Una traduzione in pratica, quella che dovrà avvenire entro l’inizio del prossimo anno, che deve però fare i conti con un problema assai più grande e non risolvibile con documenti e firme: i medici di famiglia in Piemonte sono decisamente insufficienti rispetto alla popolazione. Gli ultimi dati riferiscono di 2.800 professionisti a fronte di una necessità minima di 3.400. Per dare l’idea di cosa significhi questo, basta riprendere la fotografia fornita da un sindacalista della situazione a Novara dove a fronte di  31 posti vacanti ne sono stati coperti soltanto cinque. E forse non è un caso che lo Snami, con il suo segretario regionale abbia fatto mettere a verbale che questo sistema, ovvero le Aft, verrà attuato solo se il numero di medici lo consentirà. Ma anche su questo aspetto le visioni all’interno del mondo sindacale non sono affatto univoche. C’è, infatti chi come la Fimmg sostiene, così come la Regione, che proprio raggruppano i medici sul territorio si riusciranno ad attenuare anche gli effetti della scarsità di professionisti, mentre altri sindacati si mostrano assai più scettici. 

Divergenze e prospettive che, in attesa di vedere la messa a terra della riforma, restano fuori dalla nota congiunta dei sindacati al termine dell’incontro al grattacielo. “Le Aft potranno esprimere le loro potenzialità in tema di prevenzione, vaccinazioni, presa in carico della cronicità, diagnostica di primo livello e sviluppo delle cure domiciliari”, scrivono i sindacati, che aggiungono come “attraverso il cosiddetto ruolo unico, inoltre, i medici che fino ad oggi erano relegati ad esclusiva attività di guardia medica notturna e festiva, svolgeranno attività anche di giorno durante la settimana a supporto dei medici di famiglia per integrare la continuità dell’assistenza nonché le attività di prevenzione e presa in carico della cronicità”. 

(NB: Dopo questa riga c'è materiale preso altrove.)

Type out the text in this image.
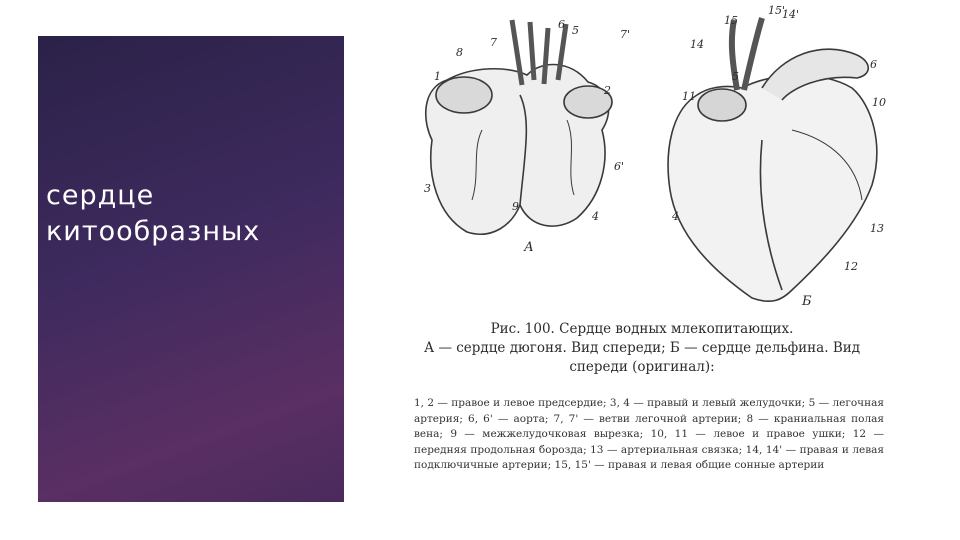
сердце
китообразных
А
Б
Рис. 100. Сердце водных млекопитающих.
А — сердце дюгоня. Вид спереди; Б — сердце дельфина. Вид
спереди (оригинал):
1, 2 — правое и левое предсердие; 3, 4 — правый и левый желудочки; 5 — легочная артерия; 6, 6' — аорта; 7, 7' — ветви легочной артерии; 8 — краниальная полая вена; 9 — межжелудочковая вырезка; 10, 11 — левое и правое ушки; 12 — передняя продольная борозда; 13 — артериальная связка; 14, 14' — правая и левая подключичные артерии; 15, 15' — правая и левая общие сонные артерии
1
2
3
4
5
6
6'
7
7'
8
9
4
5
6
10
11
12
13
14
14'
15
15'
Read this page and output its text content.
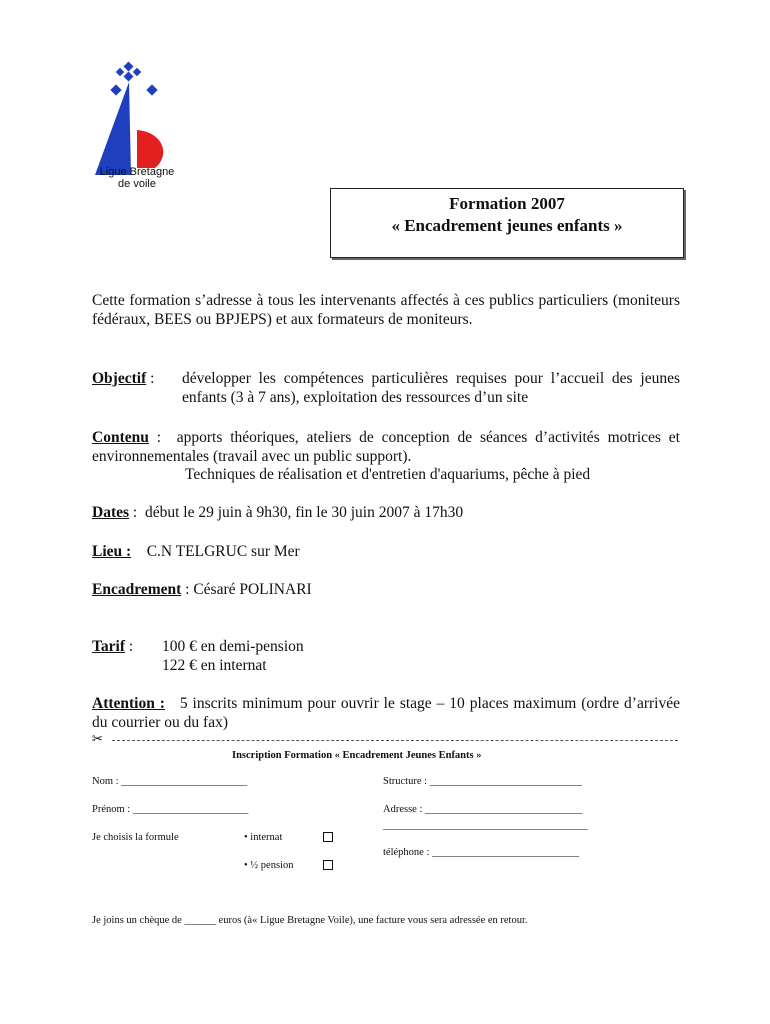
Ligue Bretagne
de voile
Formation 2007
« Encadrement jeunes enfants »
Cette formation s’adresse à tous les intervenants affectés à ces publics particuliers (moniteurs fédéraux, BEES ou BPJEPS) et aux formateurs de moniteurs.
Objectif :	développer les compétences particulières requises pour l’accueil des jeunes enfants (3 à 7 ans), exploitation des ressources d’un site
Contenu : apports théoriques, ateliers de conception de séances d’activités motrices et environnementales (travail avec un public support).
Techniques de réalisation et d'entretien d'aquariums, pêche à pied
Dates : début le 29 juin à 9h30, fin le 30 juin 2007 à 17h30
Lieu : C.N TELGRUC sur Mer
Encadrement : Césaré POLINARI
Tarif : 100 € en demi-pension
122 € en internat
Attention : 5 inscrits minimum pour ouvrir le stage – 10 places maximum (ordre d’arrivée du courrier ou du fax)
✂
Inscription Formation « Encadrement Jeunes Enfants »
Nom : ________________________
Prénom : ______________________
Je choisis la formule	• internat
• ½ pension
Structure : _____________________________
Adresse : ______________________________
_______________________________________
téléphone : ____________________________
Je joins un chèque de ______ euros (à« Ligue Bretagne Voile), une facture vous sera adressée en retour.
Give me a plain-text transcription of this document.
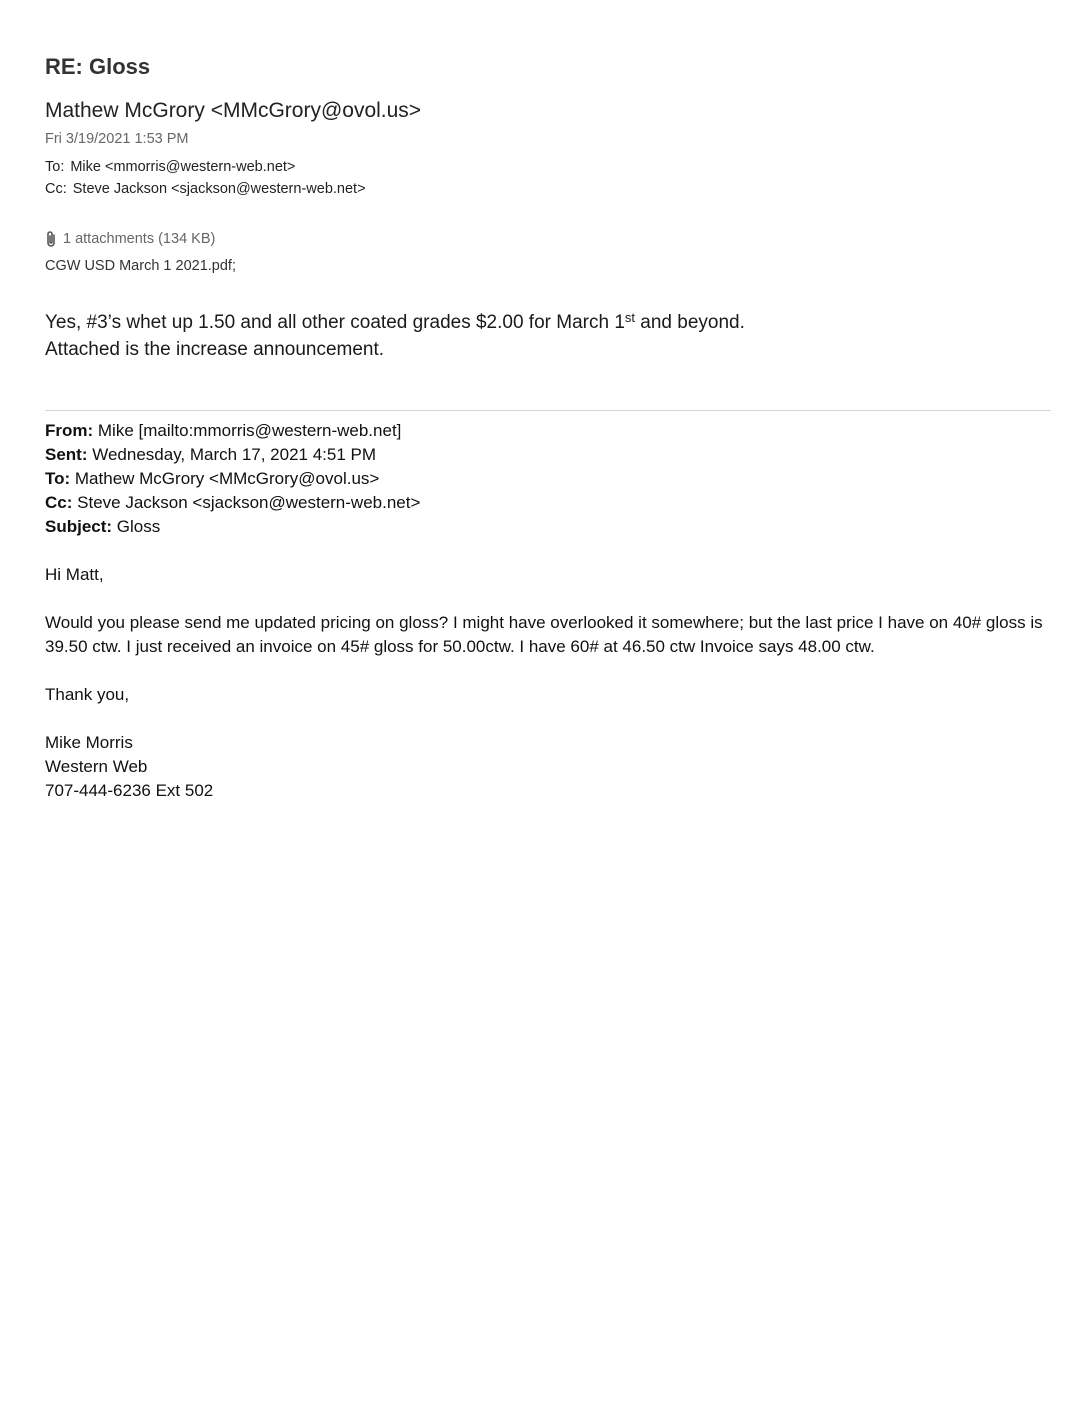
RE: Gloss
Mathew McGrory <MMcGrory@ovol.us>
Fri 3/19/2021 1:53 PM
To: Mike <mmorris@western-web.net>
Cc: Steve Jackson <sjackson@western-web.net>
1 attachments (134 KB)
CGW USD March 1 2021.pdf;
Yes, #3’s whet up 1.50 and all other coated grades $2.00 for March 1st and beyond.
Attached is the increase announcement.
From: Mike [mailto:mmorris@western-web.net]
Sent: Wednesday, March 17, 2021 4:51 PM
To: Mathew McGrory <MMcGrory@ovol.us>
Cc: Steve Jackson <sjackson@western-web.net>
Subject: Gloss

Hi Matt,

Would you please send me updated pricing on gloss? I might have overlooked it somewhere; but the last price I have on 40# gloss is 39.50 ctw. I just received an invoice on 45# gloss for 50.00ctw. I have 60# at 46.50 ctw Invoice says 48.00 ctw.

Thank you,

Mike Morris

Western Web

707-444-6236 Ext 502
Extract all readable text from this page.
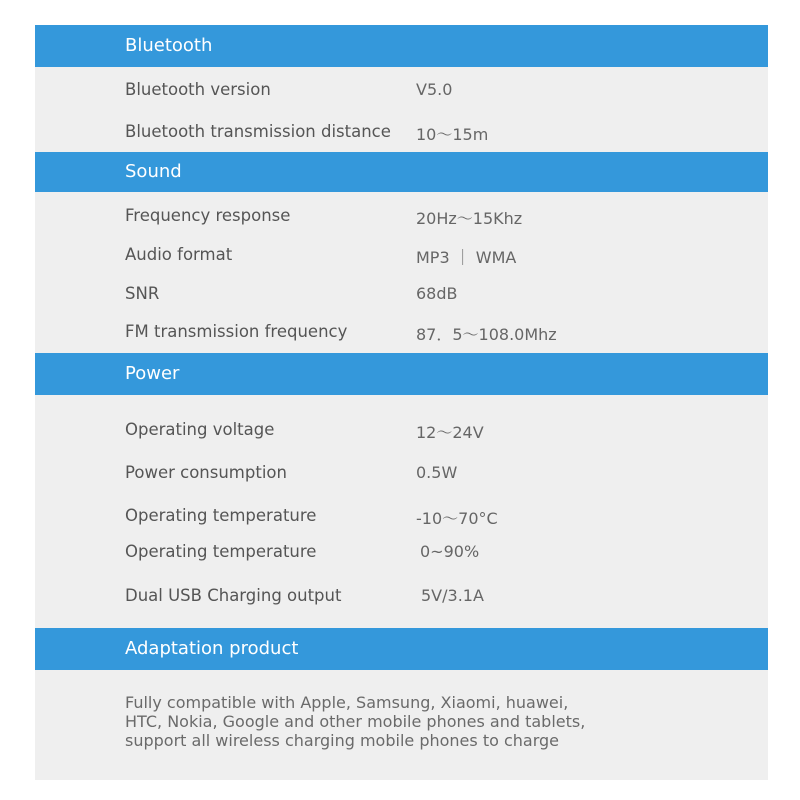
Bluetooth
Bluetooth version	V5.0
Bluetooth transmission distance 10～15m
Sound
Frequency response	20Hz～15Khz
Audio format	MP3 ｜ WMA
SNR	68dB
FM transmission frequency	87．5～108.0Mhz
Power
Operating voltage	12～24V
Power consumption	0.5W
Operating temperature	-10～70°C
Operating temperature	0~90%
Dual USB Charging output	5V/3.1A
Adaptation product
Fully compatible with Apple, Samsung, Xiaomi, huawei,
HTC, Nokia, Google and other mobile phones and tablets,
support all wireless charging mobile phones to charge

Quello che per il governatore Cirio è “il primo passo concreto nella costruzione della medicina territoriale piemontese”, sarà anche il banco di prova da qui alla fine dell’anno per vedere la risposta di un settore cruciale per la salute qual è la medicina territoriale e, in particolare, i medici di famiglia. 

Un aspetto non trascurabile per la traduzione in pratica di quanto previsto dalla legge e concordato ieri riguarda proprio la costruzione delle aggregazioni tra professionisti dello stesso ambito territoriale. I medici pare avrebbero voluto gestire in piena autonomia questo processo, ma a quanto risulta sarà il sistema pubblico, attraverso le Asl, a governare la nascita e guidare la messa in funzione delle Ast, con la classica formula della “piena collaborazione”. Ma toccherà ai cittadini, al prossimo anno anche se l’auspicio è quello di anticipare la scadenza di legge, verificare se questo cambiamento darà le risposte attese da tempo, anche troppo.